HBO is also premiering the fourth season of "Entourage" this Sunday, just two weeks after the third season ended, displaying a much more rigorous work ethic than any of the characters on the show actually do. But I'm not complaining, because "Entourage" is a big hit for HBO and will hopefully prove a nice lead-in to "Flight of the Conchords," a dry and winning comedy that has become a new favorite of mine.

"Flight of the Conchords," which premieres at 9:30 p.m. Sunday, features the New Zealand music-comedy duo of Bret McKenzie and Jemaine Clement, two scruffy, likable guys basically playing fictionalized versions of themselves, roaming the Lower East Side in Threadless T-shirts trying desperately to be hipster indie-rock stars and not quite getting there.

Their manager, who also runs a dingy little New Zealand consulate, festooned with posters like "Don't Expect Too Much -- And You'll Love New Zealand," likes to refer to the duo's "fan base" to disguise the fact that there's actually only one fan.

In the first episode (which is viewable in its entirety at www.hbo.com/conchords), not much happens. Jemaine (who looks like a cross between Mick Jagger and David Cross) falls for a girl at a party who turns out to be an ex-girlfriend of Bret's. Classic sitcom setup, but Bret doesn't really mind, and Jemaine loses the girl mainly because he's sort of odd, like the way he insists that because he's been with three girls, he's in "triple figures."

The gimmick of "Conchords" is that while the two lads are rather quiet and ordinary in real life, they express their "true selves" in the show's hilarious musical numbers, such as when Jemaine gets all Barry White on the girl at the party.
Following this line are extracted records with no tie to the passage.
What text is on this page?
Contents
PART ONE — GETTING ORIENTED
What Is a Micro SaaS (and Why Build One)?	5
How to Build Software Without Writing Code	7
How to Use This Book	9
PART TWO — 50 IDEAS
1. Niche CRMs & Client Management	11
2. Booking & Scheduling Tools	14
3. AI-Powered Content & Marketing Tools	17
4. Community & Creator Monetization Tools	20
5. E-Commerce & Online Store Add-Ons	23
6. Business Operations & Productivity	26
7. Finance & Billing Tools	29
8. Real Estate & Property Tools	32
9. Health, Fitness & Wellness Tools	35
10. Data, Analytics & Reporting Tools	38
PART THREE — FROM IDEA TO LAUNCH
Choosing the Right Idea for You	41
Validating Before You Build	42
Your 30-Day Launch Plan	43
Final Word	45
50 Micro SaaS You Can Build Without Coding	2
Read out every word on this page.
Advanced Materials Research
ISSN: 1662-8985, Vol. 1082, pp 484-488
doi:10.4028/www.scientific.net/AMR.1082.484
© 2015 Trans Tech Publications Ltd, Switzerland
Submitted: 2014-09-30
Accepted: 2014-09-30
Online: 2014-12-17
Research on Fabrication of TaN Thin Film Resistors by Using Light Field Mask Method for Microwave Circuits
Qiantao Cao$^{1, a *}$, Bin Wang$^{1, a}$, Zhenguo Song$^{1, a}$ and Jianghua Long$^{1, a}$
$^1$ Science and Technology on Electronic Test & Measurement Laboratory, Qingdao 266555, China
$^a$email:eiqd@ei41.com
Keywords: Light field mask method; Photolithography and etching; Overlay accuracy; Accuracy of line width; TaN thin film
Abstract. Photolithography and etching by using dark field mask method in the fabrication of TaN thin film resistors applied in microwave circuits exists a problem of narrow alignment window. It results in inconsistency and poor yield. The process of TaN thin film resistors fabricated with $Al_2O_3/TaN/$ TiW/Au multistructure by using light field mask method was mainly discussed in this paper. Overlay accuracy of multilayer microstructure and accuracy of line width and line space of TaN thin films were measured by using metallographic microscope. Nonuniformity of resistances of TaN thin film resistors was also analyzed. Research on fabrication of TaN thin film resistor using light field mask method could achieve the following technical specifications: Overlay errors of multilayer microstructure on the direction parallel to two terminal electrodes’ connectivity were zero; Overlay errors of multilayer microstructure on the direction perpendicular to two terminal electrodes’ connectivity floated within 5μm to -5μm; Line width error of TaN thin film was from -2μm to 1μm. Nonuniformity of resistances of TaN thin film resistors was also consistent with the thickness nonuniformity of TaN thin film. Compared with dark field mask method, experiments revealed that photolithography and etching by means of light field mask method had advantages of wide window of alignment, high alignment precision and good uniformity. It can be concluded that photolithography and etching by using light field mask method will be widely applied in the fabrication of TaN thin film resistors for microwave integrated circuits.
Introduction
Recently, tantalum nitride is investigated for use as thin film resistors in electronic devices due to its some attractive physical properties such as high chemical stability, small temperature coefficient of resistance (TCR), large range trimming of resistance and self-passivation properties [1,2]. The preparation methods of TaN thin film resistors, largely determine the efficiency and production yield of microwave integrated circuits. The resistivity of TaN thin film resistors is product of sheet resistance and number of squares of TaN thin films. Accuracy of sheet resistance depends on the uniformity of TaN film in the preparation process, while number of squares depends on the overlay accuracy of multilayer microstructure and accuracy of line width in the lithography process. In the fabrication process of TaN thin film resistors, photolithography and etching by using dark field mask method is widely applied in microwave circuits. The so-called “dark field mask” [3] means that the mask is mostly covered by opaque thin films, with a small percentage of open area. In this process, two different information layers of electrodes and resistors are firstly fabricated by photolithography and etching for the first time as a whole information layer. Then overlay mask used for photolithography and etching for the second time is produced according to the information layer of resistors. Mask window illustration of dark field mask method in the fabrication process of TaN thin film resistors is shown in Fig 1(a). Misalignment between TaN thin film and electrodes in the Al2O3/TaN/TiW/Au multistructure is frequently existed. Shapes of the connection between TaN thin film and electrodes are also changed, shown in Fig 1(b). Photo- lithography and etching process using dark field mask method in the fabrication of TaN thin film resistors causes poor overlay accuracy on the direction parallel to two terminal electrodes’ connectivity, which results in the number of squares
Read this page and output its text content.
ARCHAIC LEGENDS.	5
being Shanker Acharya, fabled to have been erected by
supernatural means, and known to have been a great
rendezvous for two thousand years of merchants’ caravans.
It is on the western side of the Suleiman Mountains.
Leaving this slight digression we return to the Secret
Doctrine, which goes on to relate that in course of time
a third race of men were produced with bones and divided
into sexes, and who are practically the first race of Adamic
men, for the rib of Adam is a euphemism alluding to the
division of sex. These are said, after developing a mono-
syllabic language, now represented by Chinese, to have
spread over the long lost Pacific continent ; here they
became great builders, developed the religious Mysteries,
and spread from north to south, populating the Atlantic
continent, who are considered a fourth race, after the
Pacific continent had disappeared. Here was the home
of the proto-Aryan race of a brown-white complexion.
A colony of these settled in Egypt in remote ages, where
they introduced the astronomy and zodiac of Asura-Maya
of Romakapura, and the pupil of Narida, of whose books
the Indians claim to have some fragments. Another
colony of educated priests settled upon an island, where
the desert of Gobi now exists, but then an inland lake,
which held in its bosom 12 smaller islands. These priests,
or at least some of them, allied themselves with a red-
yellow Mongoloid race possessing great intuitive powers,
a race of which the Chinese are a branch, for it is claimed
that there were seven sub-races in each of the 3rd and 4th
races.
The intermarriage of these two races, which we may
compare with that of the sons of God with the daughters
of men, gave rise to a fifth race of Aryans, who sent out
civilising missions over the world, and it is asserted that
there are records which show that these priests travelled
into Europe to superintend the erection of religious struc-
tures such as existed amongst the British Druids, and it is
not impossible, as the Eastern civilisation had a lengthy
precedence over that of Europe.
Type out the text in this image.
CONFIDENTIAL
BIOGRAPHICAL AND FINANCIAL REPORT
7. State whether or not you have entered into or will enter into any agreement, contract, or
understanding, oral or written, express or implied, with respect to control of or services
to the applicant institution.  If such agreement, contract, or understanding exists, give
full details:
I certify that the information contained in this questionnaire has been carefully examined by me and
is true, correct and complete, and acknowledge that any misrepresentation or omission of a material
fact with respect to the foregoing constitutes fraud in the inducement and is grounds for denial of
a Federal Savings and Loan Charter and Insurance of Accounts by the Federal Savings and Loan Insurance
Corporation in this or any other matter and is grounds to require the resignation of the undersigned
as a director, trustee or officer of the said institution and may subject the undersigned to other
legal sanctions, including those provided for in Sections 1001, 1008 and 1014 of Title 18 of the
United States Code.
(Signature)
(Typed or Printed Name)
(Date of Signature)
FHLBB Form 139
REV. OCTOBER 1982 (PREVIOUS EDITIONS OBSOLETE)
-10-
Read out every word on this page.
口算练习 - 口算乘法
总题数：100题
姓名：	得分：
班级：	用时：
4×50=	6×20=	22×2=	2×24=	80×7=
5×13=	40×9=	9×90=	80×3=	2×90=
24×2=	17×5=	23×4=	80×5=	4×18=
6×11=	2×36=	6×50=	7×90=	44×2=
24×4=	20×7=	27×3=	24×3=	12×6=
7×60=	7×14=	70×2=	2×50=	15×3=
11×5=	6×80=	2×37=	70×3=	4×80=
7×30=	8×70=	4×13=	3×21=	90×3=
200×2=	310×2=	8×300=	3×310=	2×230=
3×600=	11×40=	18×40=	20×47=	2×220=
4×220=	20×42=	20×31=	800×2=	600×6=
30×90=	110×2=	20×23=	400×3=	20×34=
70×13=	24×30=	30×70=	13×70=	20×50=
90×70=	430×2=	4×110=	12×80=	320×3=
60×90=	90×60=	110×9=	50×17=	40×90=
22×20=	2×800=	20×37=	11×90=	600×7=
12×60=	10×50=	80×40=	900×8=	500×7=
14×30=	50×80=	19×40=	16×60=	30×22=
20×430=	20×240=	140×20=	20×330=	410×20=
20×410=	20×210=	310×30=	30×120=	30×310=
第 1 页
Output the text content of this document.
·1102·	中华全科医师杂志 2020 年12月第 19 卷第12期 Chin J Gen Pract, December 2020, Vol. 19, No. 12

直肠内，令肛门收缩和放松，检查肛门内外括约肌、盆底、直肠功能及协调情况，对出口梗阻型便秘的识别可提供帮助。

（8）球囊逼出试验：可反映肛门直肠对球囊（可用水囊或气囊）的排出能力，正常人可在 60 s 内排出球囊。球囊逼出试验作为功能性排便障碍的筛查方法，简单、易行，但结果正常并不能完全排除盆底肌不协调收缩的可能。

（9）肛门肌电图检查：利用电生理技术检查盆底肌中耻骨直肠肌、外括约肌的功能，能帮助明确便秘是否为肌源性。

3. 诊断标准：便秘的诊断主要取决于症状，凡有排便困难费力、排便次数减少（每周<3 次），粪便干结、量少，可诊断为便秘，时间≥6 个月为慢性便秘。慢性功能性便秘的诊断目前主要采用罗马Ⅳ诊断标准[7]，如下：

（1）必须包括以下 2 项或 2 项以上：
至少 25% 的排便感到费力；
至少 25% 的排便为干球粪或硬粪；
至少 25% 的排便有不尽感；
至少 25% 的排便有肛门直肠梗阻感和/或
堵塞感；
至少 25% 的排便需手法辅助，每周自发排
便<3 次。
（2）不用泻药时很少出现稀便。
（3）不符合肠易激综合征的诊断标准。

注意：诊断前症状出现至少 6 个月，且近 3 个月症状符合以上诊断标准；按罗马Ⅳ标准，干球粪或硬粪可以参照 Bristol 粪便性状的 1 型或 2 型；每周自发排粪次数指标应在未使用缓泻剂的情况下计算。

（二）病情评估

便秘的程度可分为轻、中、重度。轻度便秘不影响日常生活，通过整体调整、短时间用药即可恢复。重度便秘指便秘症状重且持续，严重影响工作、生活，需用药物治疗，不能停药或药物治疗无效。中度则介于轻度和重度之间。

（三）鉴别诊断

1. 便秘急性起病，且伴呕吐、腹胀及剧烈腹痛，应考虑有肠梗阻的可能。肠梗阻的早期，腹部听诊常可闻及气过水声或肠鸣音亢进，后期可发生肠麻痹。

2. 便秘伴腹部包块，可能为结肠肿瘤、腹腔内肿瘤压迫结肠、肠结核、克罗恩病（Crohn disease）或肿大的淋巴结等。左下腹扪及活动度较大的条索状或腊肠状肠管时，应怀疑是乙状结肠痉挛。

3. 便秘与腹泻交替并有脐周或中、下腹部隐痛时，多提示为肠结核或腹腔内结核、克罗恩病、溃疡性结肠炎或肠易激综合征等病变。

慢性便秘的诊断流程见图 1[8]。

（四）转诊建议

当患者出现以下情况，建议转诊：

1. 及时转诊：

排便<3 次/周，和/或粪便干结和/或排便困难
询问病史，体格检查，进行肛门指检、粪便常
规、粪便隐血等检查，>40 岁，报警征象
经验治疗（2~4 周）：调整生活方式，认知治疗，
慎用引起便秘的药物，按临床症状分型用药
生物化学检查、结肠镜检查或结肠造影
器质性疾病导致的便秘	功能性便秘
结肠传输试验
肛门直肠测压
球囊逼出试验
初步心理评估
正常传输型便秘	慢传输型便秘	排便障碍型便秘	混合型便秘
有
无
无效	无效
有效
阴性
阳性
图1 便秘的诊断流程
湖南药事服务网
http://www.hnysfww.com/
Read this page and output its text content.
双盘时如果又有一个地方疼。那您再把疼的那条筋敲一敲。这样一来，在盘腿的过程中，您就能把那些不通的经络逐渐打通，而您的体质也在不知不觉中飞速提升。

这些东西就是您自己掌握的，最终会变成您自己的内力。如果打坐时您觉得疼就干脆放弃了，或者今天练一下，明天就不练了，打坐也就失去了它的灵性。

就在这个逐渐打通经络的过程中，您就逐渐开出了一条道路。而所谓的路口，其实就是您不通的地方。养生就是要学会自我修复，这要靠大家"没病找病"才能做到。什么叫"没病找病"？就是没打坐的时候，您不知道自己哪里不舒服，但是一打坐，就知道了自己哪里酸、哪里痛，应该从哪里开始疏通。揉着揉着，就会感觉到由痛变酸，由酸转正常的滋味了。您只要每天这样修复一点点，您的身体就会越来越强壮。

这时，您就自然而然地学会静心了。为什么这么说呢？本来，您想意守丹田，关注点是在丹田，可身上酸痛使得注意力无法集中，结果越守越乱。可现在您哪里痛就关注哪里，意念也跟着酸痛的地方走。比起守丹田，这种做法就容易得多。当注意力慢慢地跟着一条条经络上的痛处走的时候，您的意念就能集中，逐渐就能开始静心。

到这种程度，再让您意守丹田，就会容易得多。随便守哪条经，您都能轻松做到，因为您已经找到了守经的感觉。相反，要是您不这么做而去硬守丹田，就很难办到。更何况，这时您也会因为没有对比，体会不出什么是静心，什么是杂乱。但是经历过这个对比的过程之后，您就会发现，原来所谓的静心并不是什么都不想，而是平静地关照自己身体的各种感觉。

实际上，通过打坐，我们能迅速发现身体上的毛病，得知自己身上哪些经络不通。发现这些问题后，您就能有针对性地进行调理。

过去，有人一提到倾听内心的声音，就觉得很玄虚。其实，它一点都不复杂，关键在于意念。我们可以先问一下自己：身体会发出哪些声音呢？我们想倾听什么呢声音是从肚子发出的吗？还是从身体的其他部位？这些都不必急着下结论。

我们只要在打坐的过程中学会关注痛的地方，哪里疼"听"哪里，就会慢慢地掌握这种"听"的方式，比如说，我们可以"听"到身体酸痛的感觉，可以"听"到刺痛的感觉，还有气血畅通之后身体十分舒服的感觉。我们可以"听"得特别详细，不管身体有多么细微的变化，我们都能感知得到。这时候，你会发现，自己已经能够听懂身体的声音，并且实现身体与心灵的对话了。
I've never been a huge fan of the intersection of music and comedy -- nothing sends chills up my spine like seeing a stand-up comedian with an acoustic guitar -- but somehow it works for the "Conchords."

The low-key absurdity of Clement and McKenzie sort of filters classic British comedy like "Beyond the Fringe" through a music-blog sensibility. Jokes don't hit you between the eyes so much as kind of give a tentative wave as they pass by, like Bret's project to make a bike helmet that resembles his actual hair.

In a way, its modesty reminds me of the early seasons of "Curb Your Enthusiasm," before the seasons where Larry David went to heaven or starred in "The Producers," when he was just a guy trying to get a doctor's appointment.

If there's anything that's irked me a little about HBO's comedy offerings in recent seasons, it's the tendency to fall prey to the "It's Not TV" mantra and try to offer something huge every time, whether it's the star-studded "Entourage" or the envelope-pushing "Lucky Louie."

By comparison, "Conchords" is relentlessly unflashy, something that could easily exist on another network, even as an online series. That makes me heartened for the future success of "Conchords," and the hope that HBO is learning that we don't necessarily need another "Sopranos."

We just need something good to watch on Sunday nights.